Mark Cohen, the attorney representing Sam Bankman-Fried, former CEO of the now-defunct crypto exchange FTX, has voiced objections to the proposed jury questions for the upcoming fraud trial. Cohen argues that these questions, as presented by the United States government, may lead to biased responses and an unfair trial for his client.
In a court filing dated September 29, Cohen contends that the government’s proposed voir dire, the process of selecting jurors, discourages full disclosure from potential jurors and fails to extract enough information to assess potential juror bias. He further asserts that the language used in the questions assumes Bankman-Fried’s guilt in fraud and money laundering, rather than acknowledging the allegations as unproven.
Cohen stresses the importance of the court emphasizing that Bankman-Fried is entitled to the presumption of innocence until proven guilty beyond a reasonable doubt. He advocates for questions that do not prejudge the case.

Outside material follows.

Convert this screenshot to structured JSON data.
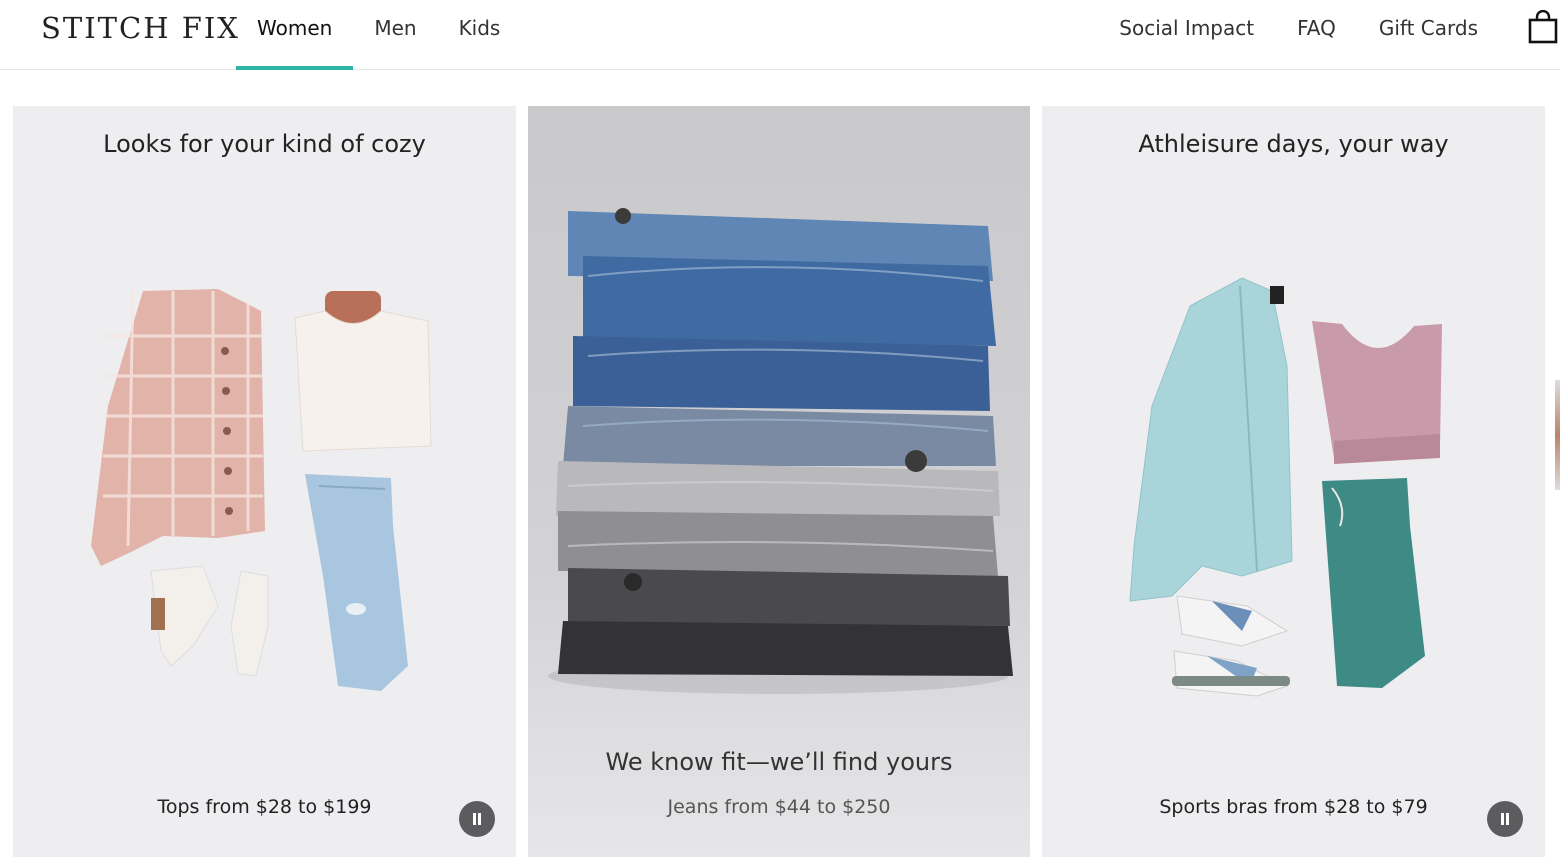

However, the U.S. government has opposed Bankman-Fried’s proposed questions, deeming them unnecessary and time-consuming. The objections pertain to Bankman-Fried’s inquiries about pretrial publicity, the effective altruism philosophical movement, political donations and lobbying, and attention-deficit/hyperactivity disorder (ADHD).
Jury selection is scheduled to commence on October 3, with the trial itself set to begin on October 4. A trial calendar recently released indicates that there will be 15 full trial days in October, followed by six more in November.
Meanwhile, Sam Bankman-Fried has been in detention at the Metropolitan Detention Center since August 11. Despite several requests for temporary release to prepare for the trial, U.S. Judge Lewis Kaplan has consistently denied his requests. The case continues to garner attention as it moves forward, with the jury selection process becoming a focal point of contention.